Es gibt eine gesetzliche Mindestregelung. Sie sieht bei einer sechs-Tage-Woche einen Anspruch auf 24 Urlaubstage vor, bei einer fünf-Tage-Woche von 20 Tagen Bei kürzeren Arbeitszeiten verringert sich der Anspruch weiter. In Tarifverträgen oder individuellen Verhandlungen der Arbeitszeit kommt es zu nach oben abweichenden Vereinbarungen.

Fristen: Muss der Urlaub innerhalb des laufenden Jahre genommen werden?

Es ist das Ziel, dass Arbeitnehmerinnen und Arbeitnehmer sich regelmäßig von der Arbeitsbelastung erholen können. Deshalb sollen sie den Urlaub auch während des Jahres nehmen, in dem der Anspruch entsteht. In vielen Fällen kann der Urlaub nicht mehr vollständig im laufenden Jahr genommen werden. In der Regel holen die Beschäftigten den offene Zeit im ersten Quartal des folgenden Jahres nach. „Ansparen“ von Urlaubstagen über mehrere Jahre ist nicht erlaubt.

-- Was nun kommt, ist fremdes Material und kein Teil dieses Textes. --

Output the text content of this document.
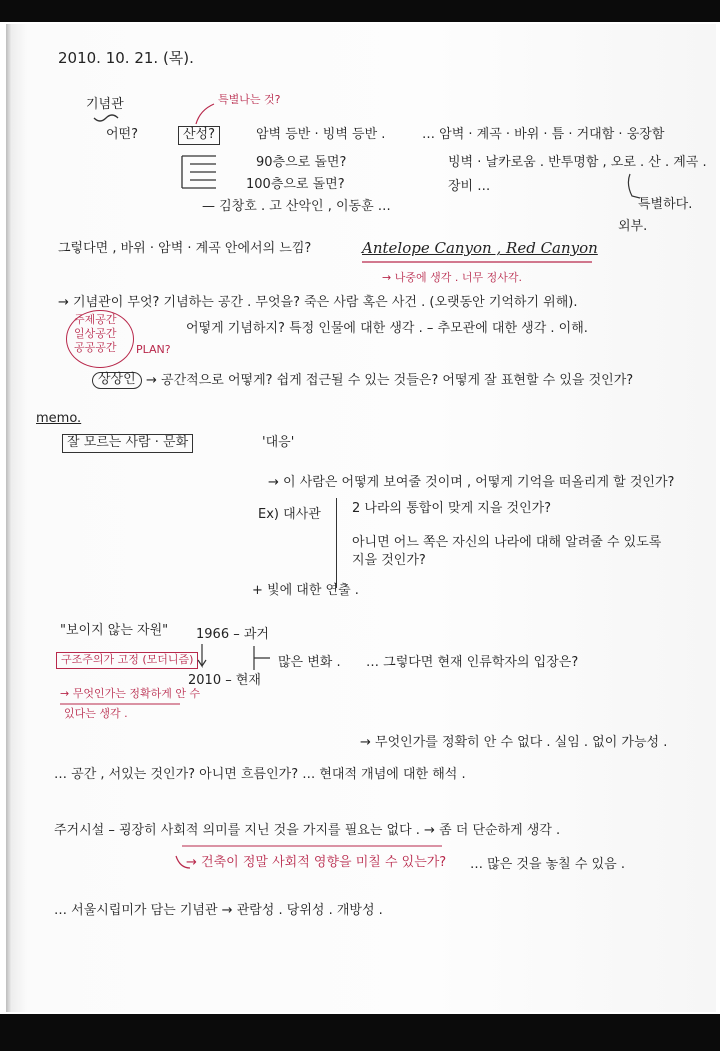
2010. 10. 21. (목).
기념관
어떤?
특별나는 것?
산성?	암벽 등반 · 빙벽 등반 .
90층으로 돌면?
100층으로 돌면?
— 김창호 . 고 산악인 , 이동훈 …
… 암벽 · 계곡 · 바위 · 틈 · 거대함 · 웅장함
빙벽 · 날카로움 . 반투명함 , 오로 . 산 . 계곡 .
장비 …
특별하다.
외부.
그렇다면 , 바위 · 암벽 · 계곡 안에서의 느낌?	Antelope Canyon , Red Canyon
→ 나중에 생각 . 너무 정사각.
→ 기념관이 무엇? 기념하는 공간 . 무엇을? 죽은 사람 혹은 사건 . (오랫동안 기억하기 위해).
어떻게 기념하지? 특정 인물에 대한 생각 . – 추모관에 대한 생각 . 이해.
주제공간
일상공간
공공공간 PLAN?
상상인 → 공간적으로 어떻게? 쉽게 접근될 수 있는 것들은? 어떻게 잘 표현할 수 있을 것인가?
memo.
잘 모르는 사람 · 문화	'대응'
→ 이 사람은 어떻게 보여줄 것이며 , 어떻게 기억을 떠올리게 할 것인가?
Ex) 대사관 2 나라의 통합이 맞게 지을 것인가?
아니면 어느 쪽은 자신의 나라에 대해 알려줄 수 있도록
지을 것인가?
+ 빛에 대한 연출 .
"보이지 않는 자원" 1966 – 과거
2010 – 현재
많은 변화 . … 그렇다면 현재 인류학자의 입장은?
구조주의가 고정 (모더니즘)
→ 무엇인가는 정확하게 안 수
있다는 생각 .
→ 무엇인가를 정확히 안 수 없다 . 실임 . 없이 가능성 .
… 공간 , 서있는 것인가? 아니면 흐름인가? … 현대적 개념에 대한 해석 .
주거시설 – 굉장히 사회적 의미를 지닌 것을 가지를 필요는 없다 . → 좀 더 단순하게 생각 .
→ 건축이 정말 사회적 영향을 미칠 수 있는가? … 많은 것을 놓칠 수 있음 .
… 서울시립미가 담는 기념관 → 관람성 . 당위성 . 개방성 .
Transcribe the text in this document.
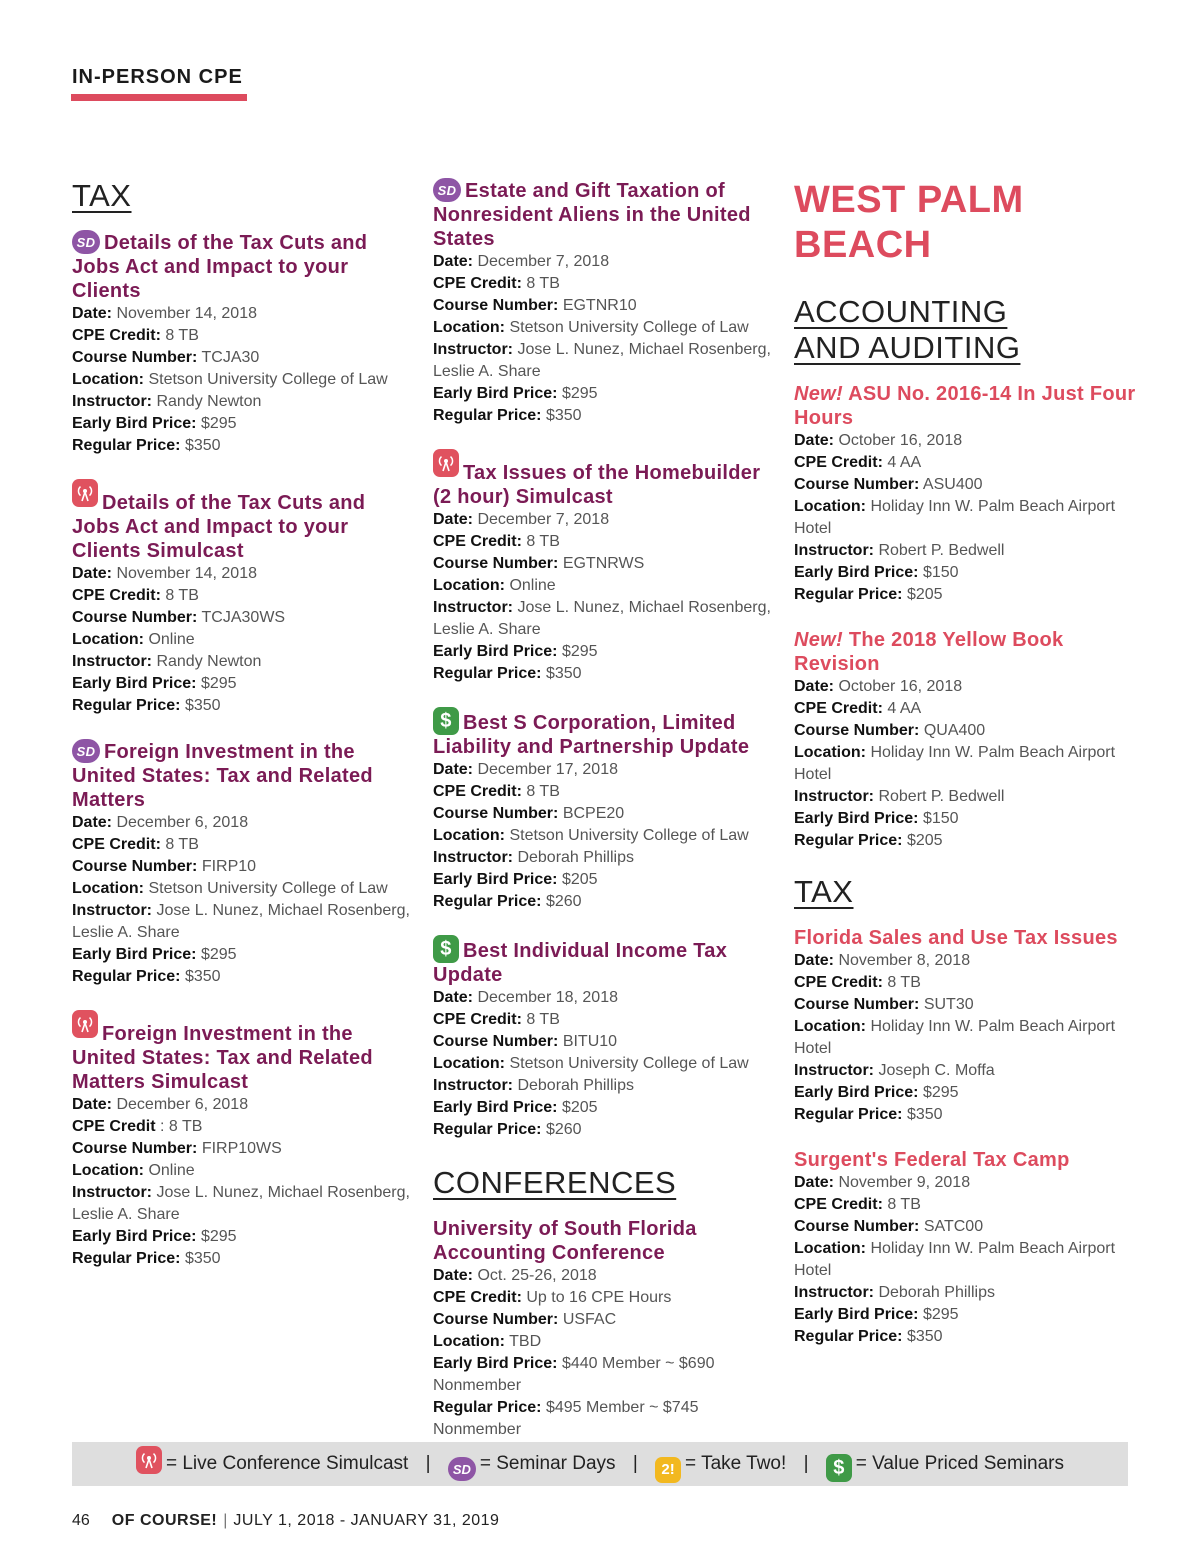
IN-PERSON CPE
TAX
SD Details of the Tax Cuts and Jobs Act and Impact to your Clients
Date: November 14, 2018
CPE Credit: 8 TB
Course Number: TCJA30
Location: Stetson University College of Law
Instructor: Randy Newton
Early Bird Price: $295
Regular Price: $350
Details of the Tax Cuts and Jobs Act and Impact to your Clients Simulcast
Date: November 14, 2018
CPE Credit: 8 TB
Course Number: TCJA30WS
Location: Online
Instructor: Randy Newton
Early Bird Price: $295
Regular Price: $350
SD Foreign Investment in the United States: Tax and Related Matters
Date: December 6, 2018
CPE Credit: 8 TB
Course Number: FIRP10
Location: Stetson University College of Law
Instructor: Jose L. Nunez, Michael Rosenberg, Leslie A. Share
Early Bird Price: $295
Regular Price: $350
Foreign Investment in the United States: Tax and Related Matters Simulcast
Date: December 6, 2018
CPE Credit : 8 TB
Course Number: FIRP10WS
Location: Online
Instructor: Jose L. Nunez, Michael Rosenberg, Leslie A. Share
Early Bird Price: $295
Regular Price: $350
SD Estate and Gift Taxation of Nonresident Aliens in the United States
Date: December 7, 2018
CPE Credit: 8 TB
Course Number: EGTNR10
Location: Stetson University College of Law
Instructor: Jose L. Nunez, Michael Rosenberg, Leslie A. Share
Early Bird Price: $295
Regular Price: $350
Tax Issues of the Homebuilder (2 hour) Simulcast
Date: December 7, 2018
CPE Credit: 8 TB
Course Number: EGTNRWS
Location: Online
Instructor: Jose L. Nunez, Michael Rosenberg, Leslie A. Share
Early Bird Price: $295
Regular Price: $350
$ Best S Corporation, Limited Liability and Partnership Update
Date: December 17, 2018
CPE Credit: 8 TB
Course Number: BCPE20
Location: Stetson University College of Law
Instructor: Deborah Phillips
Early Bird Price: $205
Regular Price: $260
$ Best Individual Income Tax Update
Date: December 18, 2018
CPE Credit: 8 TB
Course Number: BITU10
Location: Stetson University College of Law
Instructor: Deborah Phillips
Early Bird Price: $205
Regular Price: $260
CONFERENCES
University of South Florida Accounting Conference
Date: Oct. 25-26, 2018
CPE Credit: Up to 16 CPE Hours
Course Number: USFAC
Location: TBD
Early Bird Price: $440 Member ~ $690 Nonmember
Regular Price: $495 Member ~ $745 Nonmember
WEST PALM BEACH
ACCOUNTING AND AUDITING
New! ASU No. 2016-14 In Just Four Hours
Date: October 16, 2018
CPE Credit: 4 AA
Course Number: ASU400
Location: Holiday Inn W. Palm Beach Airport Hotel
Instructor: Robert P. Bedwell
Early Bird Price: $150
Regular Price: $205
New! The 2018 Yellow Book Revision
Date: October 16, 2018
CPE Credit: 4 AA
Course Number: QUA400
Location: Holiday Inn W. Palm Beach Airport Hotel
Instructor: Robert P. Bedwell
Early Bird Price: $150
Regular Price: $205
TAX
Florida Sales and Use Tax Issues
Date: November 8, 2018
CPE Credit: 8 TB
Course Number: SUT30
Location: Holiday Inn W. Palm Beach Airport Hotel
Instructor: Joseph C. Moffa
Early Bird Price: $295
Regular Price: $350
Surgent's Federal Tax Camp
Date: November 9, 2018
CPE Credit: 8 TB
Course Number: SATC00
Location: Holiday Inn W. Palm Beach Airport Hotel
Instructor: Deborah Phillips
Early Bird Price: $295
Regular Price: $350
= Live Conference Simulcast | SD = Seminar Days | 2! = Take Two! | $ = Value Priced Seminars
46 OF COURSE! | JULY 1, 2018 - JANUARY 31, 2019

In Fällen wie sie jetzt vom Bundesarbeitsgericht entschieden wurden, verschwindet ein Urlaubsanspruch nicht zwangsläufig, auch wenn es Jahre dauert.

Muss der Arbeitgeber meine zeitlichen Urlaubswünsche berücksichtigen?

Berücksichtigen ja, ihnen folgen nein. Die betrieblichen Belange spielen bei der Gewährung von Urlaubswünschen eine gewichtige Rolle, etwa wenn es in einem Betrieb Werksferien für alle gibt. Die Arbeitgeber müssen zudem auch soziale Belange prüfen. Wer hat den Urlaub am nötigsten, wer muss in den Ferien frei bekommen und andere Aspekte. Eine bockige Reaktion auf einen verweigerten Urlaubszeitraum sollte unterbleiben. Im schlimmsten Fall kann das einfach Fortfahren und den Betrieb sich selbst überlassen zur Kündigung führen.

Wie steht es mit dem Urlaubsanspruch bei Kurzarbeit?

Generell steht auch Kurzarbeitern Urlaub zu. Allerdings verringert sich der Anspruch laut DGB entsprechend der ausgefallenen Arbeitszeit. Wenn zum Beispiel einen Monat lang Kurzarbeit „null“ gilt, entfällt ein Zwölftel des Jahresanspruches.